Farrel mengangguk-angguk. Hasan tak tahu apa-apa latar belakang ketiga orang di dekatnya ini. Ia hanya tahu kalau ketiganya adalah anak konglomerat. Hanya itu.
"Assalamualaikum!" ucap Husein. Lelaki itu muncul lagi bersama Adit. Lelaki itu ternganga melihat kehadiran Hasan.
"Adit," tuturnya. Uluran tangannya disambut dengan senyuman milik Hasan. Ia sudah pernah bertemu sekali dengan lelaki ini.
"Langsung mulai?" tanya Ferril. Cowok itu sudah mengecek semuanya juga sudah menguji coba.

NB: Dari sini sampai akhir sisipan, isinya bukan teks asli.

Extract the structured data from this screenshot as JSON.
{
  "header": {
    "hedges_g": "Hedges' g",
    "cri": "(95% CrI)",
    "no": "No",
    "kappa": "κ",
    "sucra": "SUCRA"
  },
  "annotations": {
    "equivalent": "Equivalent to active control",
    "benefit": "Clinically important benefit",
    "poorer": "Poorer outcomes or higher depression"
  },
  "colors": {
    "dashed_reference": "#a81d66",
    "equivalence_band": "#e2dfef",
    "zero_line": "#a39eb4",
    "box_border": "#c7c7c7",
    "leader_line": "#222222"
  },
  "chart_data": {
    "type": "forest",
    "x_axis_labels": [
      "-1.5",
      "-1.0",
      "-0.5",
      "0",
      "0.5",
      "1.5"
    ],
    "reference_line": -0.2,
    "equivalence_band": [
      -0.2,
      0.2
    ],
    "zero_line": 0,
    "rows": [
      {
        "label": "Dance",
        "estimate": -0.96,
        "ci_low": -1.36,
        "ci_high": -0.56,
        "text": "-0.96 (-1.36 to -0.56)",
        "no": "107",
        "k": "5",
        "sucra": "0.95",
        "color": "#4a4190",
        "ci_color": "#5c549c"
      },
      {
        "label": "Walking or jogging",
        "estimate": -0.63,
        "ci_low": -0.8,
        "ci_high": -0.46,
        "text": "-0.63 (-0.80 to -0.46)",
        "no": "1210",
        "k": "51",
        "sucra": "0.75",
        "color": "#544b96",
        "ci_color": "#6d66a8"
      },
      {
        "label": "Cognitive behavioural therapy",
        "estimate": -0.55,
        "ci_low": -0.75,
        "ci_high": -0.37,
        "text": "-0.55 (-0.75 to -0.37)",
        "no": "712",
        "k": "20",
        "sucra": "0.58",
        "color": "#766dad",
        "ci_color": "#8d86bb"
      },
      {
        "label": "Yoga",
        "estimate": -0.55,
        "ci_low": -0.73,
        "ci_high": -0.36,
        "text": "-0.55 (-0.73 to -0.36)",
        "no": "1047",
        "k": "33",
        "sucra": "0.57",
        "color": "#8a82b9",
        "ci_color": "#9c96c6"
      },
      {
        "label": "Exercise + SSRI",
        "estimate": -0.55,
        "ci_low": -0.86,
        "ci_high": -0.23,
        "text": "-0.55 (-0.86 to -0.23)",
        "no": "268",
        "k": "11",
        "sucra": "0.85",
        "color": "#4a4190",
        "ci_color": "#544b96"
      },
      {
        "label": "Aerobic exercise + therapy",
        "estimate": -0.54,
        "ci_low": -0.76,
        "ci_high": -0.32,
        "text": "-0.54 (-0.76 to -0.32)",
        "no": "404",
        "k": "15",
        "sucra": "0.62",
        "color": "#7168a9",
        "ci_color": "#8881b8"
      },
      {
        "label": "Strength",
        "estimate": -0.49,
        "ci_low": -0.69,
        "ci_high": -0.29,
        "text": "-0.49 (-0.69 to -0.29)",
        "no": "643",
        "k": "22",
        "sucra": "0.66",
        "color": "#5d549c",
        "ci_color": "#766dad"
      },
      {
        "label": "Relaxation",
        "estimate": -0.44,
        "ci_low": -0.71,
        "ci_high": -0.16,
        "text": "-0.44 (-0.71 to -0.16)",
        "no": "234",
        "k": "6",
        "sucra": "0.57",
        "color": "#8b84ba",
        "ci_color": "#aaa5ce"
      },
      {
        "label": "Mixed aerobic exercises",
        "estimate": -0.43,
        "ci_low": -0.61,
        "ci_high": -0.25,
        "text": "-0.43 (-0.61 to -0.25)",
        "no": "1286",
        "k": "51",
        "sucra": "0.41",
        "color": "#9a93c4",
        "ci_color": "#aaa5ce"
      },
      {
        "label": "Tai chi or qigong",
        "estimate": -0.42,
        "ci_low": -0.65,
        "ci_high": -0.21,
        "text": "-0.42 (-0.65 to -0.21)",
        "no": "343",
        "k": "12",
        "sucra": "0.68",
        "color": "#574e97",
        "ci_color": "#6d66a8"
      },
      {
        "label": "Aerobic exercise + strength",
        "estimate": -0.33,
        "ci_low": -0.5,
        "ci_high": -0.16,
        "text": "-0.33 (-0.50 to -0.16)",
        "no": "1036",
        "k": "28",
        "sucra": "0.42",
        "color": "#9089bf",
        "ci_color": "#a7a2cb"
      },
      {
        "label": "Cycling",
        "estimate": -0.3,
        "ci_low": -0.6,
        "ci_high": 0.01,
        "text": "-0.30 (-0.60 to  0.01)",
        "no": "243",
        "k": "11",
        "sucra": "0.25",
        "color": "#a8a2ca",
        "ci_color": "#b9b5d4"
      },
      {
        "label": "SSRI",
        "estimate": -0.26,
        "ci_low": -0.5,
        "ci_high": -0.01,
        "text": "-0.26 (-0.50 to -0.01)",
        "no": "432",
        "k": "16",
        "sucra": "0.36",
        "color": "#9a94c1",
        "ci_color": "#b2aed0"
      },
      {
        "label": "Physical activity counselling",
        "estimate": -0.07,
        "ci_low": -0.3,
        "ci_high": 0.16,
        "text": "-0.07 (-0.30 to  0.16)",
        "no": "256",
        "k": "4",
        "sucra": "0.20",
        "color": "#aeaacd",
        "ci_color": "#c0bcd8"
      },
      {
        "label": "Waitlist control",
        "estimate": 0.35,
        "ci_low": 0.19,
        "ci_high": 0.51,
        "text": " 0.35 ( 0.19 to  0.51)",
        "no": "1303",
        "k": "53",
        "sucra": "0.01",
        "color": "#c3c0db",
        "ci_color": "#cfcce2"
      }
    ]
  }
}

Farrel berdeham. Lelaki itu memberikan arahan pada Hasan untuk membaca Quran dari mana dan sampai mana. Nanti akan disambut oleh Husein. Saat rekaman berlangsung, Farrel tersenyum kecil. Suara keduanya sama persis. Namun ada satu hal yang membedakan. Apa? Suara Husein terdengar lebih berwibawa. Mungkin karena kakaknya? tebaknya. Kalau suaranya dan Ferril sih juga sama persis. Kadang tidak bisa dibedakan kecuali oleh kedua orangtuanya dan Farras. Tapi suara Farrel tentunya tidak mengandung ketengilan. Itu saja yang membedakan.
"Kalau soal cewek, Hasan sudah pernah lah," tutur Husein yang kemudian tertawa sementara Hasan menggaruk-garuk tengkuknya. Malu. Farrel, Ferril, Ando dan Adit kompak terkekeh. Usai rekaman, mereka mengajak Hasan, Husein dan Adit untuk berbuka puasa di martabak milik Farrel. Kebetulan rukonya berada tak jauh dari studionya. Awalnya hanya berbicara seputas kuliah lalu berlanjut pada persiapan perempuan dan asmara.
"Ada cewek namanya Fara, dia taksir dari sekian semester tapi gak berani deketin," bocor Husein yang lagi-lagi disambut kekehan.
"Kenapa gak berani deketin, Bang?" tanya Ferril dengan santai. "Tampang ada, calon dokter. Cewek manapun pasti mau."
Farrel mengangguk-angguk setuju. Begitu pula dengan Ando.
"Dia juga naksir cewek itu," ungkap Hasan sembari menunjuk Husein. Kalimatnya disambut gelak tawa yang memenuhi ruko martabak sore itu.